Thank you Christine!
Thank you Jody
I totally agree!!! So difficult for singers right now!!!
I agree that singing praises pierces into the soul and becomes everything. It too is my truest expression of my love for God. So, these are hard days and there will be others. We need to remain strong and vigilant. I enjoyed the post and feel the struggle.
Danny, I've got a series of articles that have been ruminating for quite some time. Look forward for more coming that unpack this difficulty that we're all facing.
Well said. I agree.
Thanks, Pam. I can't wait to get back to singing, but meanwhile...
Thank you Christine! Beautifully stated.
Thank you Gwen! These are sincerely hard times.
May our hearts sing along with you in praise of our great God!! â«
John MacArthur at Grace Baptist in Dallas, TX is showing the way by responding to the "cannot sing cannot meet" request by putting the LORD first and meeting and singing. Give to Caesar that which is Caesar's but give to GOD what is GOD's.

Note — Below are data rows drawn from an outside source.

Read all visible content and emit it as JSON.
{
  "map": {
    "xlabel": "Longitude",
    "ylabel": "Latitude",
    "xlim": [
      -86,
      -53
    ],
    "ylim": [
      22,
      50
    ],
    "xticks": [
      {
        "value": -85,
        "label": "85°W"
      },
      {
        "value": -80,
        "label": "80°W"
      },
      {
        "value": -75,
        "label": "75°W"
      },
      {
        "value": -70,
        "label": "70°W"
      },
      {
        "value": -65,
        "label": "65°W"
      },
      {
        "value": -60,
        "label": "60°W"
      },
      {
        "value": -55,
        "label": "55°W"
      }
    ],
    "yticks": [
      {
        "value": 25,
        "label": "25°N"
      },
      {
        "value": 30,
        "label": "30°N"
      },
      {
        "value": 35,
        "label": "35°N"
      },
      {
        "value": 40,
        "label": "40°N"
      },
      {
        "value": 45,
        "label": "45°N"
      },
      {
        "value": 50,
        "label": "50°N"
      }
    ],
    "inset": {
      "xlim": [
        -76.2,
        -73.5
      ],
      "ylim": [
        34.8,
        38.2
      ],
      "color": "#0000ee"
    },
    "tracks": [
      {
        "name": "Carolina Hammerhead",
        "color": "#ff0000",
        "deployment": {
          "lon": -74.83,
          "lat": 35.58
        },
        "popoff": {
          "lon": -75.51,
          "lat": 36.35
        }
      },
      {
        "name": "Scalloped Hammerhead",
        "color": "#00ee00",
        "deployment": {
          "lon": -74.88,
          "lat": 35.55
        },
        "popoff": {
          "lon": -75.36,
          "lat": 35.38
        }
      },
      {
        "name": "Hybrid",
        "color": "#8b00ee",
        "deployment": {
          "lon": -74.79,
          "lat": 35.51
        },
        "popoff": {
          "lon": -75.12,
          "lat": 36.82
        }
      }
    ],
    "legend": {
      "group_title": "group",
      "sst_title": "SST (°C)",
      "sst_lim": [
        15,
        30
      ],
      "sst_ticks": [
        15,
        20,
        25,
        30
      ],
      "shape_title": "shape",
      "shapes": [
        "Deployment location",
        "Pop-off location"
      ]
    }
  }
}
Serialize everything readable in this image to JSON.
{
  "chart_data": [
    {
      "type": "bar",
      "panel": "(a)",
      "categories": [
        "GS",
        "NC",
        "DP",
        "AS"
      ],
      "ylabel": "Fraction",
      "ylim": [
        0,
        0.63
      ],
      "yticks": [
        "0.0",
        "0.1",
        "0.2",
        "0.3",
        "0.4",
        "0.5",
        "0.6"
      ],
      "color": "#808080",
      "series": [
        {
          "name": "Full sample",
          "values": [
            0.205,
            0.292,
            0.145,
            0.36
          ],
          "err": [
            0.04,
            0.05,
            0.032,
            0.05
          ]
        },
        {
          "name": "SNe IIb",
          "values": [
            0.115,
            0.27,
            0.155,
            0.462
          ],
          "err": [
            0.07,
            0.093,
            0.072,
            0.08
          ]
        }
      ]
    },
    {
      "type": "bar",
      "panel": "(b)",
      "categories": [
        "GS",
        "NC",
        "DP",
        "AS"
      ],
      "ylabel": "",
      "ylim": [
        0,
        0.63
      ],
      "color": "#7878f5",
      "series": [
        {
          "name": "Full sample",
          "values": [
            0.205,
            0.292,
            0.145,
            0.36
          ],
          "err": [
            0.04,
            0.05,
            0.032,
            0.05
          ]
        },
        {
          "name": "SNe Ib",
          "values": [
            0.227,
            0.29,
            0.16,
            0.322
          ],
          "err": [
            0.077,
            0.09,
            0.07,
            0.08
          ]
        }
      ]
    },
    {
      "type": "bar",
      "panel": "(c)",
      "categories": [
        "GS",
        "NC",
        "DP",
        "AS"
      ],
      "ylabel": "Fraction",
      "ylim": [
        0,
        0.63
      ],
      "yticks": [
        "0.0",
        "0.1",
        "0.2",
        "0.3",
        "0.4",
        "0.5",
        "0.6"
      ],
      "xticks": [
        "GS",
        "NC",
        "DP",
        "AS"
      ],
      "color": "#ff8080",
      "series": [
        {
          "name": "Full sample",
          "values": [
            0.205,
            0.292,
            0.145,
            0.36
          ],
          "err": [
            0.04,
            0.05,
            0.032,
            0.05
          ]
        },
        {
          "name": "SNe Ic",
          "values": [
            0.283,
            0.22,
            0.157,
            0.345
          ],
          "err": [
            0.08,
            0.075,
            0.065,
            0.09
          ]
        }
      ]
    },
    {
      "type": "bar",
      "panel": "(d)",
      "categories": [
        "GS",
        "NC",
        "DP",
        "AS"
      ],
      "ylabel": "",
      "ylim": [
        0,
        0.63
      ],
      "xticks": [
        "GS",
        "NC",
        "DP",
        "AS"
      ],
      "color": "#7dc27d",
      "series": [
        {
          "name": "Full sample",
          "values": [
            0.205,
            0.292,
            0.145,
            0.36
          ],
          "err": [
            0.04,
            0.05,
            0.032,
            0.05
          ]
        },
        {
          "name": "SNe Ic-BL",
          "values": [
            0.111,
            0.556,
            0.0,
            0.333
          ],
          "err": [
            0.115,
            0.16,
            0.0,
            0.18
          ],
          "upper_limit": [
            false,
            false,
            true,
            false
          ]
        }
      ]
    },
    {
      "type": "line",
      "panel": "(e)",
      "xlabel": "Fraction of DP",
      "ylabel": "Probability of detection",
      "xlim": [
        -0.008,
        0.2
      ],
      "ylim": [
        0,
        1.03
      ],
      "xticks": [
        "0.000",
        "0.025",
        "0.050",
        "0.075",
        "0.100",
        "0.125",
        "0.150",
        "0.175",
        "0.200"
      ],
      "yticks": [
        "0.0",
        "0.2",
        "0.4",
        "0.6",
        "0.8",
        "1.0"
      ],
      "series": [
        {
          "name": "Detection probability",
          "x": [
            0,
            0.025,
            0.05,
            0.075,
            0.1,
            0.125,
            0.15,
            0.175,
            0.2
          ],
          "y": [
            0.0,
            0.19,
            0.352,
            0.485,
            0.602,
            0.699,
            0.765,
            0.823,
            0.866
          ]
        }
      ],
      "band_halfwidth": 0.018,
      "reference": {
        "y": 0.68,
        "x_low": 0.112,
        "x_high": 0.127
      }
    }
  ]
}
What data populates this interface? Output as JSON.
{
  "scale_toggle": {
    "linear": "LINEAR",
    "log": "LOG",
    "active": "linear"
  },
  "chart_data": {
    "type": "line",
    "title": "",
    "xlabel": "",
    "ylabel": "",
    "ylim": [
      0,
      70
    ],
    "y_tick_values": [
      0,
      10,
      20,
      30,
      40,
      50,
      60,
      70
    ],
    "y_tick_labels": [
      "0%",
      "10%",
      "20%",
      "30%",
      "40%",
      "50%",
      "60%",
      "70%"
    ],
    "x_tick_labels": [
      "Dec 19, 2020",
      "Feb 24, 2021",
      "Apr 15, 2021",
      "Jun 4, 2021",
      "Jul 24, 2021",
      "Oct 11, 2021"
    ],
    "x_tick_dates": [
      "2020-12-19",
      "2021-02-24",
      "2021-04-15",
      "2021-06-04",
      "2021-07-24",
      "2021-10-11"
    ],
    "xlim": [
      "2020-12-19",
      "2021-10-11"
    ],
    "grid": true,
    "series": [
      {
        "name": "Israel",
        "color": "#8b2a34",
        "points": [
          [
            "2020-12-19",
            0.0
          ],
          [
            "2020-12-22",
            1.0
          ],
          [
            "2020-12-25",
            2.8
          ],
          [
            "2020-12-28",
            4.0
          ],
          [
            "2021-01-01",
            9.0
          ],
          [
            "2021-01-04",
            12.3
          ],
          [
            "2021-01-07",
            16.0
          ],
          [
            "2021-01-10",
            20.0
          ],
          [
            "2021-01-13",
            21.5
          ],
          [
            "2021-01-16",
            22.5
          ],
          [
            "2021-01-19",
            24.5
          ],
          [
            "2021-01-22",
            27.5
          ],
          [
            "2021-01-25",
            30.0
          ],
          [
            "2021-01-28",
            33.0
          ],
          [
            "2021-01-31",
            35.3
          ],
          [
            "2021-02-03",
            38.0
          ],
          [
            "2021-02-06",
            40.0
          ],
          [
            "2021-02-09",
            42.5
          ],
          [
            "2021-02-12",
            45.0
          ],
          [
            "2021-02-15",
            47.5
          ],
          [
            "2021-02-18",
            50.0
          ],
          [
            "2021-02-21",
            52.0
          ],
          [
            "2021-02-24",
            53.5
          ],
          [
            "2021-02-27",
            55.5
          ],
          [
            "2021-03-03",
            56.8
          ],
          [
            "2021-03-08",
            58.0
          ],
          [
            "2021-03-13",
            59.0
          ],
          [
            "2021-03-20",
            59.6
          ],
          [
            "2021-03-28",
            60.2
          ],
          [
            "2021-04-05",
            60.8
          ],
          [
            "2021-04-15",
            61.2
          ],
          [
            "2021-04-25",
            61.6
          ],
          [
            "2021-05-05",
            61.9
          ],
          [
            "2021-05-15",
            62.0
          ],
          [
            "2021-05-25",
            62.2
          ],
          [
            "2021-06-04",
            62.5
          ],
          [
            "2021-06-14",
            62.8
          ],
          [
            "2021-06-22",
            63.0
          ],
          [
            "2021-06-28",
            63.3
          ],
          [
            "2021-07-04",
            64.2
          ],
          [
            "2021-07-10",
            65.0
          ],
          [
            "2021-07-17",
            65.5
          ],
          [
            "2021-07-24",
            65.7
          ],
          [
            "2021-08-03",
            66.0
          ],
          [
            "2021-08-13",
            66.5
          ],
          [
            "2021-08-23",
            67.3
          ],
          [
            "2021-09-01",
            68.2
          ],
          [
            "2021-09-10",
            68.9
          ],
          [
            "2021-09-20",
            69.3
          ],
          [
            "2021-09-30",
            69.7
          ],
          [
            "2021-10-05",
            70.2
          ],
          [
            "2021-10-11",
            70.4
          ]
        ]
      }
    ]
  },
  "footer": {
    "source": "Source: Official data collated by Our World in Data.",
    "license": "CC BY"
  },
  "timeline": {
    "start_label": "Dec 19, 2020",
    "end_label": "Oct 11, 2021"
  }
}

Well said here Christine. From my youth it has always been the hymns of our faith that I have gone to in my mind when finding myself in the "Crucible of crisis!" Victory in Jesus, The Old Rugged Cross, I'll Fly Away, When we all get to Heaven.... I could go on and on and on. Even if I can't sing those words aloud in a house of worship right now I can still sing them in my heart and soul. I think your message here goes, in part, to the heart of commitment. I heard the word commitment defined in a sermon as "the capacity to carry out the intent of a decision long after the emotion that inspired it has faded." I know that, in my own life, I need to continue to carry on in my commitment to our Lord and His work even when the emotion of that commitment has, honestly, faded some as we don't meet. Thank you for your offering here and thank you again for helping us in bell choir last Sunday afternoon. To God be he glory - great things he has, and will continue to do, in the lives of those of us who are blessed to be his through Christ!
Thank you for these words, Christine. I was brought up to love music, especially in church! Music adds so much to the meaning of worship. Jack and I still are not comfortable with large crowds (I promise we will get there) but we do watch the live streams and have enjoyed all the devotions and the music you and others brought us. We miss it all and look forward to when all of us are together again and we can praise the Lord by lifting up our voices!